I had a fabulous time this weekend with my new friends from the Taiwanese blogosphere. Special thanks to Ching Chiao (seated far right in the picture above), the main instigator-organizer who invited me, and to the China Times which sponsored my plane ticket and hotel. (One of their blogging journalists has already written me up in Chinese here.) I was especially excited to meet Portnoy Zheng, who has been faithfully posting Chinese translations of Global Voices posts on his blog since last summer. Portnoy you are awesome. It was great to meet many of the other major Taiwanese A-listers, as well as the people who run Taiwan's major blog-hosting services like Wretch.cc and Yam.com. It was also fabulous to finally meet Gen Kanai, formerly of Technorati in Japan, now representing the Mozilla Corporation. We had some interesting conversations about the need for regional ping-servers and other ways for members of the Chinese blogosphere to find each other better, as I discussed in this post on Saturday.
I gave a talk about why I left CNN to blog, about Global Voices Online and the global blogging phenomenon, about the growing but fairly separate Chinese language blogospheres (Mainland China, Hong Kong, and Taiwan), censorship next door the People's Republic, etc.
A major emphasis of my talk was that when blogospheres grow organically, most of them tend to be fairly inward looking (with the Middle East as the major exception, and Africa to some extent also). As Hoder likes to say, blogs can be cafes, they can be windows, and they can be bridges. By my observation, most blogospheres fairly naturally develop into cafes, in which community members who know each other talk amongst themselves. To blog in a way that opens a "window" into your country/region for outsiders to understand takes more effort. "Bridges" rarely ever grow organically - they have to be built through concerted, usually difficult effort. Just like bridges in real life, you rarely make money off them - at least not directly - even though they provide an important service to society by which everybody's life is improved.
(photo courtesy Vista)
Right now, Taiwan's blogosphere is mainly a cafe. Given how little media attention Taiwan tends to get in the international press (and what they do get is either economic news or about Taiwan's relationship with mainland China), Taiwanese bloggers can potentially play an important role in opening a window for outsiders to understand the island better. So far they have not really played this role. Likewise, Taiwanese blogs have for the most part not made much effort to form conversational bridges with bloggers elsewhere. There is very little linking even to the other Chinese language blogospheres - Hong Kong and mainland China - and very little conversation taking place between Taiwanese and mainland Chinese bloggers. Of course, a major barrier to conversation is the Great Firewall of China: Chinese users are blocked from accessing Taiwanese blogs unless they are geeky enough to know how to use proxy servers. But I strongly urged Taiwan's bloggers to link to mainland bloggers anyway. In my experience, if you link to a Chinese bloggers they will go to a great deal more effort to access your site and engage with you - even if your site is blocked on Chinese ISP's. If you aren't paying them any attention or making any effort to engage with them, they're not going to go to the considerable effort to engage with you either.

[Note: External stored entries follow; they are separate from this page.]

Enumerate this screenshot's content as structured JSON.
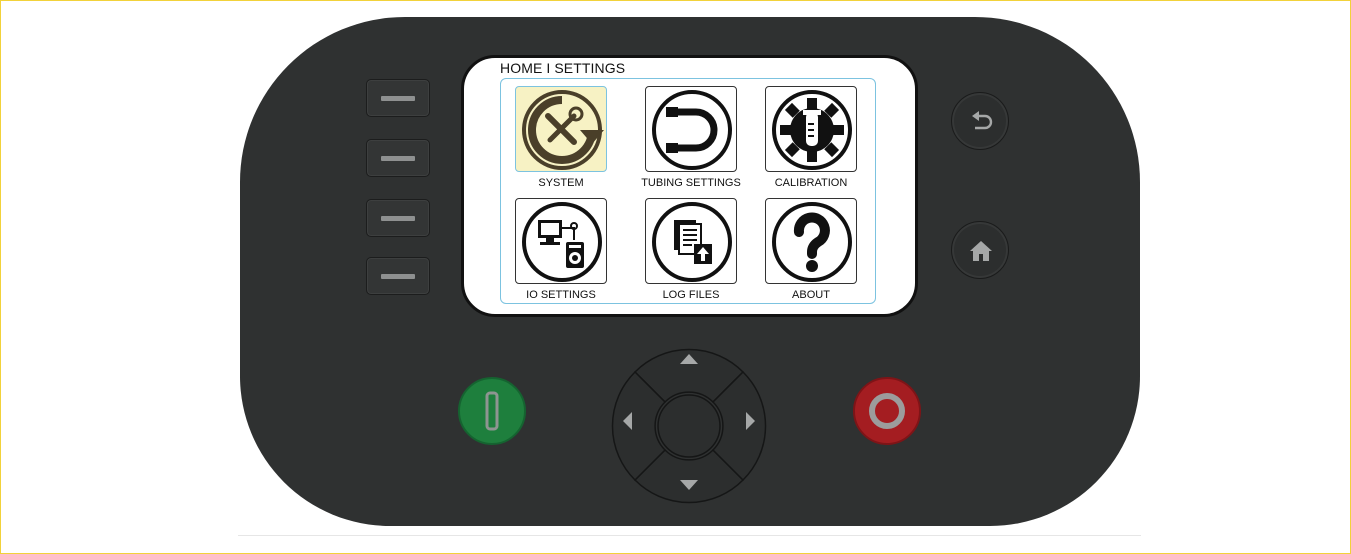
{
  "screen": {
    "breadcrumb": "HOME I SETTINGS",
    "tiles": [
      {
        "label": "SYSTEM",
        "icon": "system-tools-icon",
        "selected": true
      },
      {
        "label": "TUBING SETTINGS",
        "icon": "tubing-icon",
        "selected": false
      },
      {
        "label": "CALIBRATION",
        "icon": "calibration-gear-icon",
        "selected": false
      },
      {
        "label": "IO SETTINGS",
        "icon": "io-computer-device-icon",
        "selected": false
      },
      {
        "label": "LOG FILES",
        "icon": "log-files-upload-icon",
        "selected": false
      },
      {
        "label": "ABOUT",
        "icon": "question-mark-icon",
        "selected": false
      }
    ]
  },
  "hardware": {
    "soft_keys": [
      "soft-key-1",
      "soft-key-2",
      "soft-key-3",
      "soft-key-4"
    ],
    "back_icon": "back-arrow-icon",
    "home_icon": "home-icon",
    "start_icon": "start-power-i-icon",
    "stop_icon": "stop-power-o-icon",
    "dpad_icons": [
      "arrow-up-icon",
      "arrow-down-icon",
      "arrow-left-icon",
      "arrow-right-icon"
    ]
  },
  "colors": {
    "panel": "#2f3131",
    "selected_tile": "#f7f2c4",
    "tile_border_highlight": "#7cc3e0",
    "icon_dark": "#111111",
    "system_icon_brown": "#4a3f29",
    "start_green": "#1e7f3d",
    "stop_red": "#a41d21"
  }
}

The Internet was supposed to be borderless, but when it comes to mainland China and Taiwan, people here admit that the gulf in cyberspace feels nearly as great as the physical gulf across the Taiwan Straits. The situation is only going to get worse unless people make concerted efforts... efforts which may or may not be helpful when it comes to things like trying to make money with your blog or achieving local fame. But I argued that people in Taiwan have a major security interest in engaging mainland Chinese online, despite the difficulties. Right now Chinese internet users have very little exposure to the views of ordinary Taiwanese - many of whom aren't exactly in agreement with Taiwan's current President, the man that China's leadership loves to hate. Lack of nuanced understanding of human beings on the other side of the Taiwan straits will make it easier for the Chinese government to manipulate the Chinese public in the event that military tensions were to escalate. With some effort, Taiwan's bloggers could do more to improve that understanding. It won't be easy at all, but given the stakes, it might be worth trying a little harder.